I would like to compare a few gas-sensors like MQ-131 ozone sensor with one of the sensors from UST - Umweltsensortechnik.
So for example the GGS 5430 T-sensor would be a candidate.
I'm using the Arduino Uno and for better mobility it should be supplied with and external supply like batteries or powerbank.

Because I'm still at the beginning of electronics, I'm really not sure how i should set up my circuit. Especially when planning on using more than sensor at the same time, while they often have different voltages needed.

I would really appreciate it, if someone would take the trouble and show me how to plug it up.

Thanks in advance

please, read this.

@ruilviana I'm not quit sure what's missing, I changed the category if thats what bothered you.

What is missing is: you do not have any sensors, but you want someone to tell you how to hook them up to the Arduino.

To find tutorials on how to connect an Arduino to a sensor with name or model number "XYZ", it usually works to search for "arduino XYZ".

So then let me try again,

the GGS 5430 gas-sensor has 4 pins to it. 2 for the heating, 2 for the measurement.
As you can see in the datasheet, the heating voltage is 2,5 V while the measurement voltage is less than 250 mV.

My question now: do you have any suggestions how I should plug it up?
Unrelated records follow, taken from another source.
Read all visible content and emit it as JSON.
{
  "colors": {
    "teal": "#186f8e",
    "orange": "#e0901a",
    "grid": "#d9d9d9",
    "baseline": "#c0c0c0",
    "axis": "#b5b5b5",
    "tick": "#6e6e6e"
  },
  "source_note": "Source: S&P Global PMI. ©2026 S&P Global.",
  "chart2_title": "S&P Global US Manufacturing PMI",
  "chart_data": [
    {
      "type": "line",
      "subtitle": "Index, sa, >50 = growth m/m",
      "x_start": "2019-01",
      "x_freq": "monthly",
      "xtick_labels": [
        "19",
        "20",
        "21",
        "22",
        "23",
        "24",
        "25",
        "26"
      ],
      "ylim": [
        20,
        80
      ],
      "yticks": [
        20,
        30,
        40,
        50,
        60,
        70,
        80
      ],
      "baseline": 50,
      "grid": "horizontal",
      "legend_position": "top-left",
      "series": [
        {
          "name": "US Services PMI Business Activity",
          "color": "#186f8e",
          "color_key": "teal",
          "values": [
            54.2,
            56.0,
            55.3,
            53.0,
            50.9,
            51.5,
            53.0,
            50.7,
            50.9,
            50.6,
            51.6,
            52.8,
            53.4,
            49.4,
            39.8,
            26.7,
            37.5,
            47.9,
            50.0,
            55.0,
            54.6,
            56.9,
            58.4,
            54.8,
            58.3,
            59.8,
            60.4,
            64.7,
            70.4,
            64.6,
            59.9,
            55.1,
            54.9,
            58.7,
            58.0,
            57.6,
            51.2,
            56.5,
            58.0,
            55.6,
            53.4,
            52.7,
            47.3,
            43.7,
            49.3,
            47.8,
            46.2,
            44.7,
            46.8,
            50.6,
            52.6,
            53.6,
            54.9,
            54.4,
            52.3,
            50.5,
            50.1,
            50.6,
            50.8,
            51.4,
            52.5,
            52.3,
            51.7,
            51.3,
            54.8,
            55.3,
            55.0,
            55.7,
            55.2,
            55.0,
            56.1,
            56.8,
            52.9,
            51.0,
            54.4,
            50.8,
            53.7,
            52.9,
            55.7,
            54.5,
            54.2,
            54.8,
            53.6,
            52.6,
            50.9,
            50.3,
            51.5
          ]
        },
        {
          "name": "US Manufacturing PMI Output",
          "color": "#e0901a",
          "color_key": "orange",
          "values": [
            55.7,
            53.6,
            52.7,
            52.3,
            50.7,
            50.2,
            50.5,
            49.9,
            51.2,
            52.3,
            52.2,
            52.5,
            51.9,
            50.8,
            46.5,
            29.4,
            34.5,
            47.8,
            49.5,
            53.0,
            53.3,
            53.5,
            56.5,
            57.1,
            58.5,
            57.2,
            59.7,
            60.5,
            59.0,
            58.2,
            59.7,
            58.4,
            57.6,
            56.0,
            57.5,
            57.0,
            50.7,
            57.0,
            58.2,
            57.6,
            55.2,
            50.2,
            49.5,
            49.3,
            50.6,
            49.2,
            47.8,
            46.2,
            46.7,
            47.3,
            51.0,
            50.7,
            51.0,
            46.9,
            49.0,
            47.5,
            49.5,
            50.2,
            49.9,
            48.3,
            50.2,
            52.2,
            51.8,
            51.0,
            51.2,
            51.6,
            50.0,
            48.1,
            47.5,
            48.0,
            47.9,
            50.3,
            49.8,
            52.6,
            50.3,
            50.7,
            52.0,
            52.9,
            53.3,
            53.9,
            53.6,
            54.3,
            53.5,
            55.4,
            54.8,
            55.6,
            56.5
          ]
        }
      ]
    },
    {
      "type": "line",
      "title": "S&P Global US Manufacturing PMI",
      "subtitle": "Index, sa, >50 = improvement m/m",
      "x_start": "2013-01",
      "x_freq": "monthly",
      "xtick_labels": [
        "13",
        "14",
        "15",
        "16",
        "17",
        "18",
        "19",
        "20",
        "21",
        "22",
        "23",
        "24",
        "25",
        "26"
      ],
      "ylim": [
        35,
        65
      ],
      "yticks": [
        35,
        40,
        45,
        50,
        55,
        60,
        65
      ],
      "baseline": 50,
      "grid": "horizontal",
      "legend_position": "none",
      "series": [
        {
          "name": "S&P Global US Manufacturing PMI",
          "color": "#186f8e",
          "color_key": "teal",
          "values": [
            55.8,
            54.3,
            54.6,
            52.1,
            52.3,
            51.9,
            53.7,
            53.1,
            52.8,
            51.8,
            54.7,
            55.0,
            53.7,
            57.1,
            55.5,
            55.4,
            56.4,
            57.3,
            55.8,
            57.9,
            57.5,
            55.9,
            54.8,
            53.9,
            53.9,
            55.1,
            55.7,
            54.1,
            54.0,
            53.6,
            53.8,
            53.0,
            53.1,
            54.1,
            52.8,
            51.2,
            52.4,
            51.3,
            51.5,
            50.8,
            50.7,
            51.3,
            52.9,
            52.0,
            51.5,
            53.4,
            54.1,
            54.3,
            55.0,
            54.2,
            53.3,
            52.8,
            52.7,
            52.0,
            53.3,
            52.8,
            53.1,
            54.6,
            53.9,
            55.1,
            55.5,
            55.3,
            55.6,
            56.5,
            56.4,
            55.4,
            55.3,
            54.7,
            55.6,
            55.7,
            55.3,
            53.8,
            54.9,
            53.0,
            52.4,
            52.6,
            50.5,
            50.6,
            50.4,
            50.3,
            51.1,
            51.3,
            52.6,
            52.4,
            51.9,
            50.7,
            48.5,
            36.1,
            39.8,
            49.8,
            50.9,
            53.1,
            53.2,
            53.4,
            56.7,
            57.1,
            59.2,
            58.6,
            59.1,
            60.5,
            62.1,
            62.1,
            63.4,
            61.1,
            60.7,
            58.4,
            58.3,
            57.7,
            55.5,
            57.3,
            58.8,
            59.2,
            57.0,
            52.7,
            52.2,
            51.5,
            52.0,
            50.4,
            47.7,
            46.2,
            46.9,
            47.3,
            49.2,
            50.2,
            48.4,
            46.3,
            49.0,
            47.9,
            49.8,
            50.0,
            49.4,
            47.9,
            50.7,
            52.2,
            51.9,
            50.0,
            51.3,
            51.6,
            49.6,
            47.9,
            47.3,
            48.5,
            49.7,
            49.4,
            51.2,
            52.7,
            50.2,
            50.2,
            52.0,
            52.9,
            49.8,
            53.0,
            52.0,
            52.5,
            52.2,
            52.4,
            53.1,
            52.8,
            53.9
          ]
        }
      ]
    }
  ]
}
@Paul_KD7HB a guess how I can lower the voltage to <250mV would be a good start.

@jremington I honestly couldn't find anything to this topic, which is the main reason I made this post

The GGS 5430 has the same design as the MQ sensor series, so you connect them the same way (see the MQ-131 data sheet for a connection diagram).

If you want to power the heater from 5V, you will need to use a 20 Ohm resistor in series with it.

Presumably, the "measurement voltage" means that the absolute maximum current through the sensor chip is 0.25V/R0, where R0 is the chip resistance when the heater is on. You could limit that current with an appropriate series resistance to 5V as well.